L’être humain est fait pour bouger. Si vous êtes amateur d’exercice physique, vous constaterez qu’après une séance d’entraînement, un match de padel, une randonnée en montagne… vous vous sentirez plus dynamique et plus énergique, n’est-ce pas ?
C’est un fait, scientifiquement étudié et prouvé, que l’exercice physique apporte des changements positifs considérables à notre santé et à notre bien-être général.
En fait, on observe de plus en plus souvent que les médecins et les professionnels de la santé et de la remise en forme qualifient l’exercice physique de polypill pour lutter contre toutes les maladies.
Qu’est-ce qui rend l’exercice si agréable ?
Avant de rentrer dans les détails, il faut savoir que le mouvement chez l’être humain est vital, et que plus nous bougeons, meilleures sont nos sensations sur le plan organique et sur le plan du bien-être mental.
Pendant la pratique d’une activité physique, tous les éléments de notre corps, de la plus petite cellule aux neurones, commencent à fonctionner ensemble, activant ainsi d’innombrables mécanismes dans notre corps :
- Mécanismes neuronaux, augmentation de la plasticité cérébrale);
- Mécanismes hormonaux, avec sécrétion d’hormones et régulation du système hormonal et endocrinien);
- Meilleure circulation sanguine, apportant plus d’oxygène à nos cellules pour un meilleur fonctionnement…
- Même le système digestif et le rapport bien connu entre l’intestin et le cerveau sont mis en mouvement.
Que se passe-t-il dans le corps lorsque nous faisons de l’exercice ?
De prime abord, il est logique de penser qu’un exercice physique contrôlé et programmé aura des effets bénéfiques sur la santé de la manière la plus holistique qui soit.
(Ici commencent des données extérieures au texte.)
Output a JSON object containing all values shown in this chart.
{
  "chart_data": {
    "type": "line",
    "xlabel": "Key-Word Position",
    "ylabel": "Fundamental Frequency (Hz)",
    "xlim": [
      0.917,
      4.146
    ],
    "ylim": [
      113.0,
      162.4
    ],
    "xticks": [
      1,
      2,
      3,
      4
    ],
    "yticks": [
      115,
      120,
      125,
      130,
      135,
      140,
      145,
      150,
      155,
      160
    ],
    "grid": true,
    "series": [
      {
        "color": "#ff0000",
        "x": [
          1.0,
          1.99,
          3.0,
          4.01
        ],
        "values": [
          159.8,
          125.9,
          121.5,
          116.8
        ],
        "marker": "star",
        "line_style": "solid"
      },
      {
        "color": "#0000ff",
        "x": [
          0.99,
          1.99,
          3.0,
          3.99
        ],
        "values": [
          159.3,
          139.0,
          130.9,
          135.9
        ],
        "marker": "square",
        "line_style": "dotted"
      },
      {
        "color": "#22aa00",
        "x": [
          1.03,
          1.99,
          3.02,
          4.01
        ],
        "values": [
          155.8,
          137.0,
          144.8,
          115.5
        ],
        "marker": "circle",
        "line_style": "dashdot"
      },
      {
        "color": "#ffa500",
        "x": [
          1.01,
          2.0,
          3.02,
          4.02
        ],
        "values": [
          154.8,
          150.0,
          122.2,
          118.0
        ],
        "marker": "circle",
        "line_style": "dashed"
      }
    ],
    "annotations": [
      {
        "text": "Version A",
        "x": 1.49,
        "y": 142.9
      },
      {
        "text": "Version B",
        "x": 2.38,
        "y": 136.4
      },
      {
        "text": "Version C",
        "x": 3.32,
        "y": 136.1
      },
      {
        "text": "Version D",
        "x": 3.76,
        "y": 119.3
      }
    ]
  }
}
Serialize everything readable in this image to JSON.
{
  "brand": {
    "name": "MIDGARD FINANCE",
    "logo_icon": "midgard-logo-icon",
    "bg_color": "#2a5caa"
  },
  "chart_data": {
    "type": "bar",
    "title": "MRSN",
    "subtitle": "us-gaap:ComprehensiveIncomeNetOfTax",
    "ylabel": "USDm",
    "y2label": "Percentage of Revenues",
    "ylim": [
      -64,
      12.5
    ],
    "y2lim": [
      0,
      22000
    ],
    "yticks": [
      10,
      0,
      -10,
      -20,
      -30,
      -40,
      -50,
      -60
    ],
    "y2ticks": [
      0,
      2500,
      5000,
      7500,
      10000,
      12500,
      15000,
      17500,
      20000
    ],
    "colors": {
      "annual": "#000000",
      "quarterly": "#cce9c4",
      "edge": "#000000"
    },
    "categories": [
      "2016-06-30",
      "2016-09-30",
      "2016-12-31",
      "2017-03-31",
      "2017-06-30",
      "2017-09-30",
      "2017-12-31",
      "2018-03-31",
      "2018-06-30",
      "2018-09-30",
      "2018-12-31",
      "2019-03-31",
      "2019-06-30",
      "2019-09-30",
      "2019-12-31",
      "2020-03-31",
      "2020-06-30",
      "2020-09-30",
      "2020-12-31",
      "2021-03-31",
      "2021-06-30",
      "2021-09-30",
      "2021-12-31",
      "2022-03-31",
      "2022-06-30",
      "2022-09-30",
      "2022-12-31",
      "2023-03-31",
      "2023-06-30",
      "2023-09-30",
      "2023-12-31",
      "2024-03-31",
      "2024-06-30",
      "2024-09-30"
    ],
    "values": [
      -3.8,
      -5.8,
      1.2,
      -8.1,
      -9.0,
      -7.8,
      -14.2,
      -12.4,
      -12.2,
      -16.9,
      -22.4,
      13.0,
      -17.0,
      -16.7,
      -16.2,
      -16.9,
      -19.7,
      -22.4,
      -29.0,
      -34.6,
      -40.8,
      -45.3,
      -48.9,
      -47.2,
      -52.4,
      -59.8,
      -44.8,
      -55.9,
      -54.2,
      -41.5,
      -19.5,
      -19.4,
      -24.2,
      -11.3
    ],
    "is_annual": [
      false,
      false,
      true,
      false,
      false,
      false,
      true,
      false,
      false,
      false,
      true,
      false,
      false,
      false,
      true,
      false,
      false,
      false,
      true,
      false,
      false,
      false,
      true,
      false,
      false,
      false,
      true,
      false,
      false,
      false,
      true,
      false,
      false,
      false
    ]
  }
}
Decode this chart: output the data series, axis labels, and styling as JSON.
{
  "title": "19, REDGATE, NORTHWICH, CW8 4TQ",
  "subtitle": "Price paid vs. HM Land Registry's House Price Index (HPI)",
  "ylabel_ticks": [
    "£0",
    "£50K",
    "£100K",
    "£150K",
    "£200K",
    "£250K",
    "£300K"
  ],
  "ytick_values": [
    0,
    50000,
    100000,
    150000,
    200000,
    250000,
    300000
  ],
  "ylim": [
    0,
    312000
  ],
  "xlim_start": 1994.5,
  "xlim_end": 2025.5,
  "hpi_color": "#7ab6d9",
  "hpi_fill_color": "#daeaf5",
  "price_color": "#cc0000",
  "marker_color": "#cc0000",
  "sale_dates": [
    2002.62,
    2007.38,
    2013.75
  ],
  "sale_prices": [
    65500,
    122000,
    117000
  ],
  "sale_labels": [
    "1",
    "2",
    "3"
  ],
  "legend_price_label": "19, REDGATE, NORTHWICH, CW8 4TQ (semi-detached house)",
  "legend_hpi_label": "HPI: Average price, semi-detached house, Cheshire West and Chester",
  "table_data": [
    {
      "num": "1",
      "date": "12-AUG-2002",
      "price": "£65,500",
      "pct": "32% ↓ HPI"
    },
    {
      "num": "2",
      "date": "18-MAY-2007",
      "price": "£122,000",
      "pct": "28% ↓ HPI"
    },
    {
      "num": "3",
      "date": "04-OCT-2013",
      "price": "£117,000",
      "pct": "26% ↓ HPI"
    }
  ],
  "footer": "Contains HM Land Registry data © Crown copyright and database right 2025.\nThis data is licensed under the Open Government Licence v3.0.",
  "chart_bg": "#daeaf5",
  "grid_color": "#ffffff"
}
Intéressons-nous en détail aux changements qui se produisent dans l’organisme :
Au niveau moléculaire
Les mécanismes moléculaires qui sous-tendent les effets de l’exercice ne sont pas encore bien compris, bien que l’on ait découvert depuis 2000 que la contraction musculaire libère de l’IL-6 (interleukine 6). Depuis, l’identification du nombre de molécules de signalisation associées à l’exercice s’est multipliée.
Les exérokines sont des fractions de signalisation qui sont libérées en réponse à un exercice physique aigu et/ou chronique et qui exercent leurs effets par des voies endocrines, paratrachéales et autocrines.
De nombreux organes, cellules et tissus libèrent ces exerkines : le cœur (cardiokines), le tissu musculaire (myokines), les neurones (neurokines), entre autres.
Ces exerkines peuvent avoir des effets bénéfiques sur la santé cardiovasculaire, métabolique, immunologique et neurologique.

La pratique d’une activité physique favorise l’activité cardiovasculaire, c’est-à-dire qu’elle favorise le transport de l’oxygène vers chacune des cellules de l’organisme afin d’en améliorer le fonctionnement.
Les tissus dont le taux d’activité cellulaire est plus faible sont plus susceptibles d’être abîmés par le stress oxydatif. L’exercice physique retarde l’accumulation d’épices réactives de l’oxygène en renforçant les mécanismes antioxydants du myocarde et en générant davantage de mitochondries, qui sont les « centrales électriques » des cellules.
- D’autre part, l’exercice physique favorise l’expression d’un type de protéine qui protège les cardiomyocytes des lésions ischémiques, c’est-à-dire qu’il contribue à la prévention des maladies cardiaques.
- Avec l’âge et l’inactivité, la mort cellulaire des cardiomyocytes augmente, et l’exercice a un effet protecteur contre ce phénomène en modulant les gènes liés à la mort cellulaire des cardiomyocytes.
Au niveau hormonal
Le muscle est un organe endocrinien puissant et donc un régulateur du système hormonal et endocrinien de notre corps. Ce système endocrinien assure le fonctionnement normal de la fonction homéostatique (équilibrée) de l’organisme.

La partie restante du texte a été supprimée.